Andrea Fraser b. 1965
Official Welcome (Hamburger Kunstverein) (2003)
Duration: 30:00


The video shows Fraser stripping while quoting from speeches given by critics, collectors, curators, politicians, and artists at openings, awards ceremonies, and other art events. She recites famous artists ranging from Mel Brooks and Thomas Hirschhorn to Shirin Neshat, Ross Bleckner, Francesco Clemente, Vanessa Beecroft, Damien Hirst, Chris Ofili, Tracey Emin, and Kara Walker. This version filmed here took place at the Kunstverein in Hamburg at the opening of Fraser's mid-career retrospective on September 9, 2003.

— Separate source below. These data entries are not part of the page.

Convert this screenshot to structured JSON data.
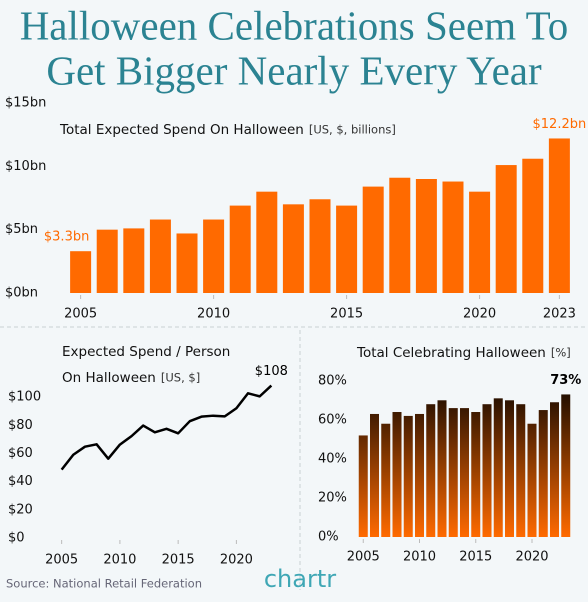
{
  "header": {
    "title": [
      "Halloween Celebrations Seem To",
      "Get Bigger Nearly Every Year"
    ]
  },
  "chart_data": [
    {
      "type": "bar",
      "title": "Total Expected Spend On Halloween",
      "units": "[US, $, billions]",
      "x": [
        2005,
        2006,
        2007,
        2008,
        2009,
        2010,
        2011,
        2012,
        2013,
        2014,
        2015,
        2016,
        2017,
        2018,
        2019,
        2020,
        2021,
        2022,
        2023
      ],
      "values": [
        3.3,
        5.0,
        5.1,
        5.8,
        4.7,
        5.8,
        6.9,
        8.0,
        7.0,
        7.4,
        6.9,
        8.4,
        9.1,
        9.0,
        8.8,
        8.0,
        10.1,
        10.6,
        12.2
      ],
      "value_labels": [
        "$3.3bn",
        null,
        null,
        null,
        null,
        null,
        null,
        null,
        null,
        null,
        null,
        null,
        null,
        null,
        null,
        null,
        null,
        null,
        "$12.2bn"
      ],
      "color": "#ff6a00",
      "xlim": [
        2004.3,
        2023.7
      ],
      "xticks": [
        2005,
        2010,
        2015,
        2020,
        2023
      ],
      "ylim": [
        0,
        15
      ],
      "yticks": [
        {
          "value": 0,
          "label": "$0bn"
        },
        {
          "value": 5,
          "label": "$5bn"
        },
        {
          "value": 10,
          "label": "$10bn"
        },
        {
          "value": 15,
          "label": "$15bn"
        }
      ]
    },
    {
      "type": "line",
      "title": [
        "Expected Spend / Person",
        "On Halloween"
      ],
      "units": "[US, $]",
      "x": [
        2005,
        2006,
        2007,
        2008,
        2009,
        2010,
        2011,
        2012,
        2013,
        2014,
        2015,
        2016,
        2017,
        2018,
        2019,
        2020,
        2021,
        2022,
        2023
      ],
      "values": [
        48.5,
        59.1,
        64.8,
        66.5,
        56.3,
        66.3,
        72.3,
        79.8,
        75.0,
        77.5,
        74.3,
        82.9,
        86.1,
        86.8,
        86.3,
        92.1,
        102.7,
        100.5,
        108.2
      ],
      "value_labels": [
        null,
        null,
        null,
        null,
        null,
        null,
        null,
        null,
        null,
        null,
        null,
        null,
        null,
        null,
        null,
        null,
        null,
        null,
        "$108"
      ],
      "color": "#000000",
      "xlim": [
        2004,
        2024
      ],
      "xticks": [
        2005,
        2010,
        2015,
        2020
      ],
      "ylim": [
        0,
        110
      ],
      "yticks": [
        {
          "value": 0,
          "label": "$0"
        },
        {
          "value": 20,
          "label": "$20"
        },
        {
          "value": 40,
          "label": "$40"
        },
        {
          "value": 60,
          "label": "$60"
        },
        {
          "value": 80,
          "label": "$80"
        },
        {
          "value": 100,
          "label": "$100"
        }
      ]
    },
    {
      "type": "bar",
      "title": "Total Celebrating Halloween",
      "units": "[%]",
      "x": [
        2005,
        2006,
        2007,
        2008,
        2009,
        2010,
        2011,
        2012,
        2013,
        2014,
        2015,
        2016,
        2017,
        2018,
        2019,
        2020,
        2021,
        2022,
        2023
      ],
      "values": [
        52,
        63,
        58,
        64,
        62,
        63,
        68,
        70,
        66,
        66,
        64,
        68,
        71,
        70,
        68,
        58,
        65,
        69,
        73
      ],
      "value_labels": [
        null,
        null,
        null,
        null,
        null,
        null,
        null,
        null,
        null,
        null,
        null,
        null,
        null,
        null,
        null,
        null,
        null,
        null,
        "73%"
      ],
      "gradient": [
        "#000000",
        "#ff6a00"
      ],
      "xlim": [
        2004,
        2024
      ],
      "xticks": [
        2005,
        2010,
        2015,
        2020
      ],
      "ylim": [
        0,
        85
      ],
      "yticks": [
        {
          "value": 0,
          "label": "0%"
        },
        {
          "value": 20,
          "label": "20%"
        },
        {
          "value": 40,
          "label": "40%"
        },
        {
          "value": 60,
          "label": "60%"
        },
        {
          "value": 80,
          "label": "80%"
        }
      ]
    }
  ],
  "footer": {
    "source": "Source: National Retail Federation",
    "logo": "chartr"
  }
}
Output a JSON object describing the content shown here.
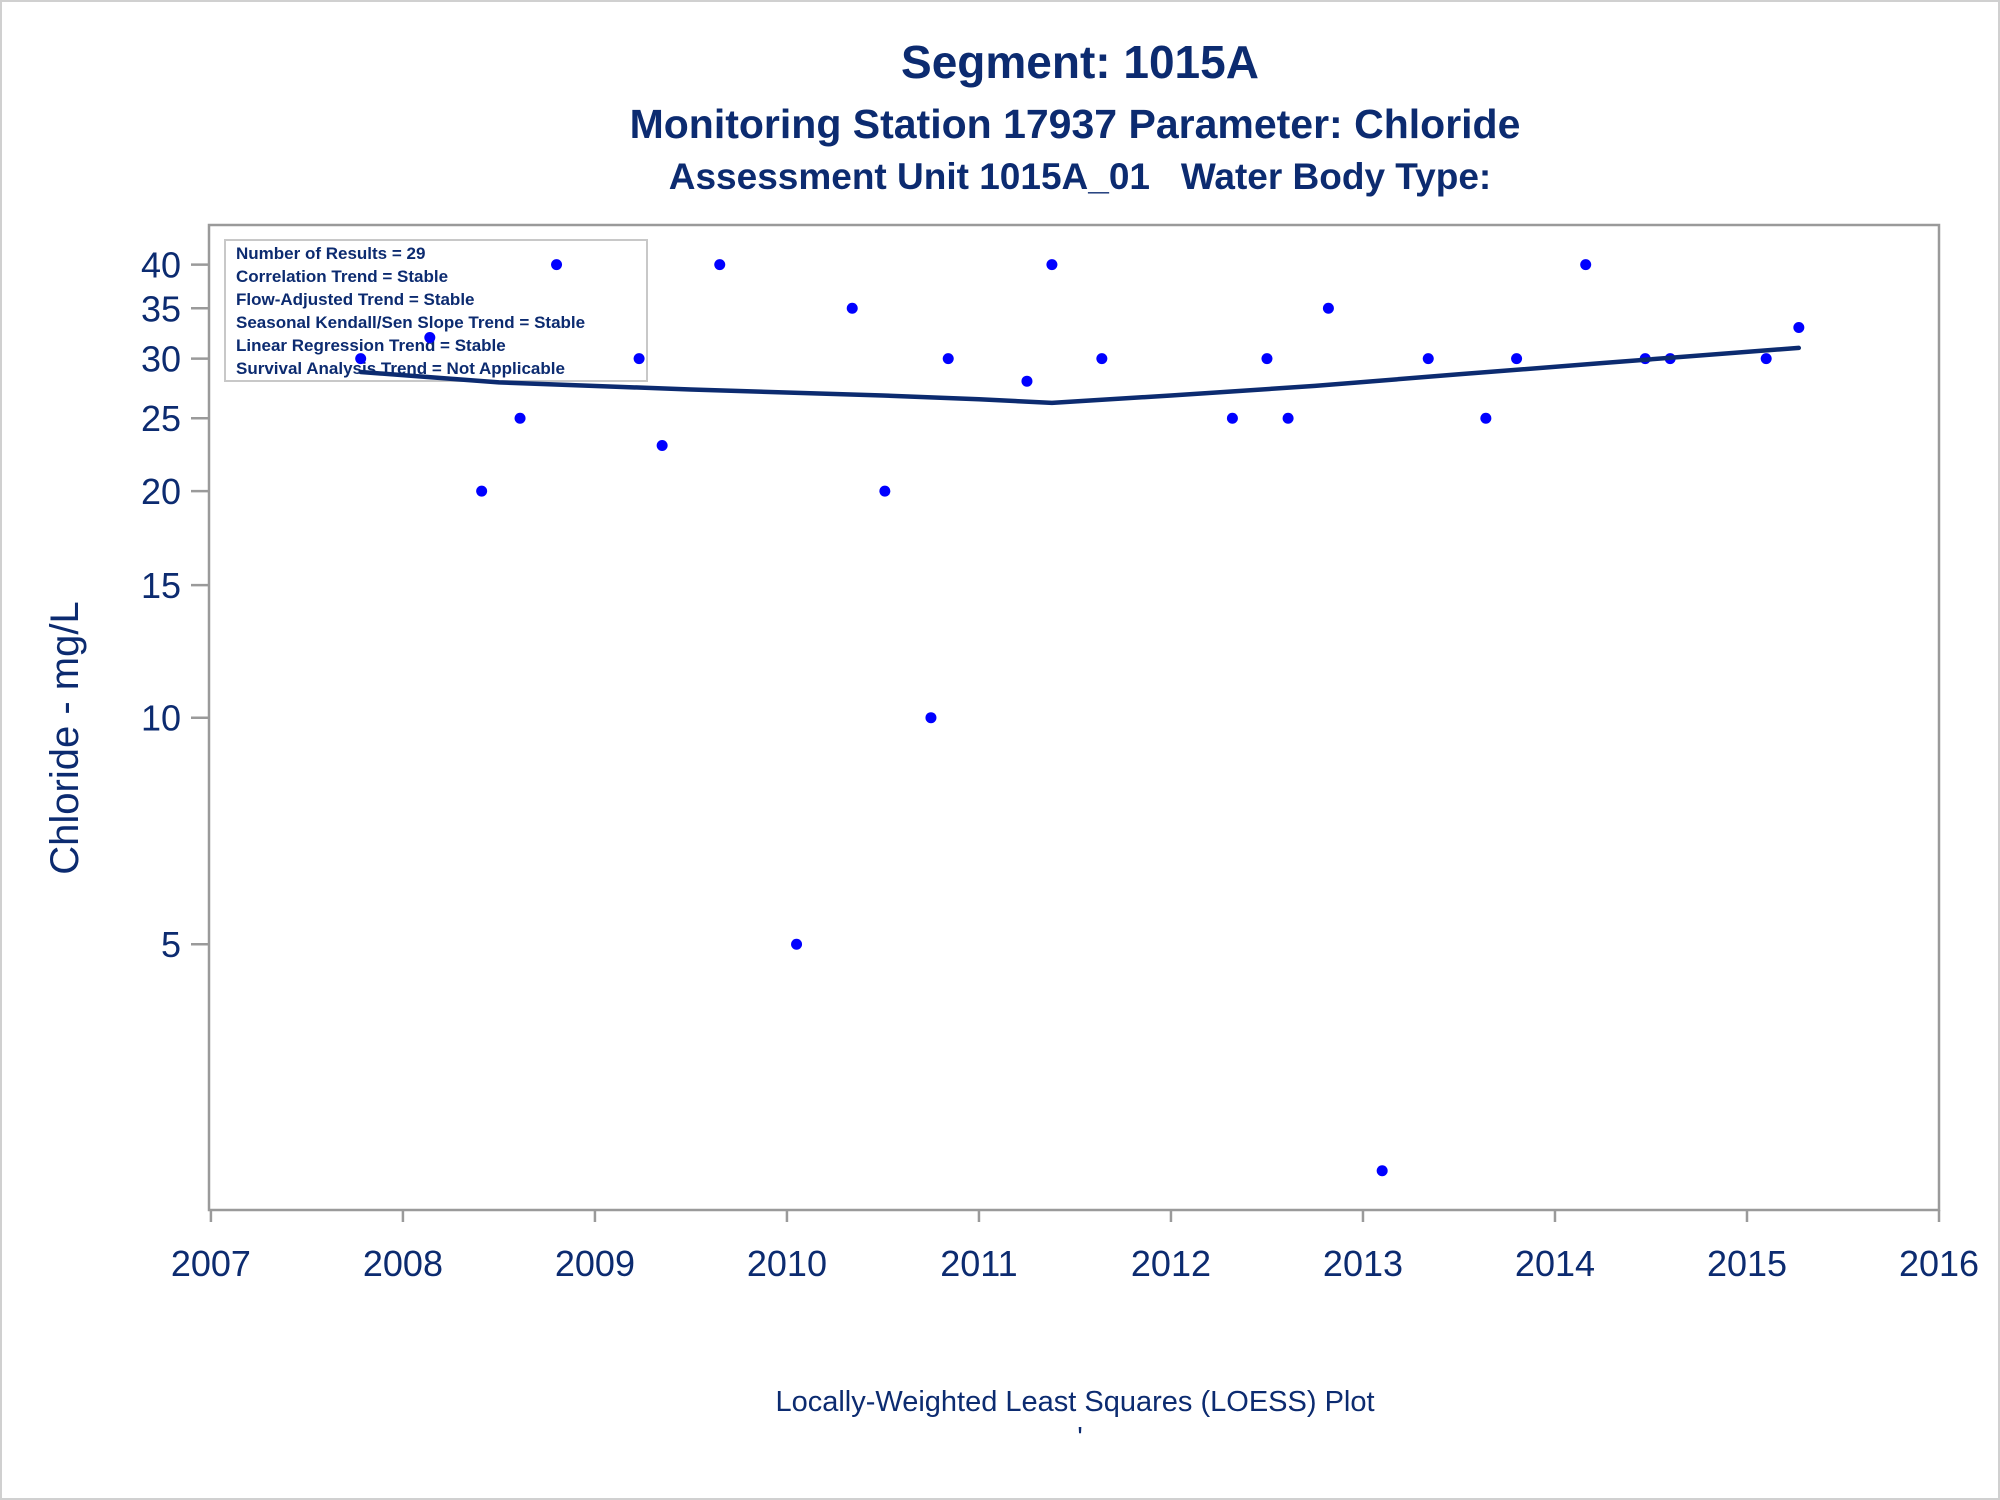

On returning home to Berlin from Hamburg, where I had seen Andrea Fraser's midcareer retrospective, I was besieged with questions about the artist's new "sex work," a videotaped performance for which she was "commissioned" to have sex with a collector. "Did you like it?" I was repeatedly asked, and I found, even to my own surprise, that I had to answer yes, I liked it very much. This work, called Untitled, is clearly in keeping with a risk-laden artistic investigation that began in 2001 with two pieces: Kunst muss hangen (Art Must Hang), Fraser's re-creation of an impromptu 1995 speech by Martin Kippenberger, and Official Welcome, a performance that had been criticized for its "exhibitionism," since Fraser strips in one part. With Kunst muss hangen, Fraser had announced a new phase in her methods of what I would call "incorporating appropriation," performances in which the line between "being" and "acting," between authenticity and imitation, is no longer drawn. Fraser convincingly mutates into Kippenberger, attempting to "become" hint in all his drunken provocations and sweeping gestures. Similarly, in Official Welcome, which originally took place in a private home in New York and was revised, restaged, and documented on video for its presentation in Hamburg, Fraser moves among curatorial, critical, and artistic styles of rhetoric. It is a testament to Fraser's impersonating capacity that this carefully scripted role-playing doesn't veer into irony. Rather, one has the impression that she lives and breathes the modes of speech she appropriates.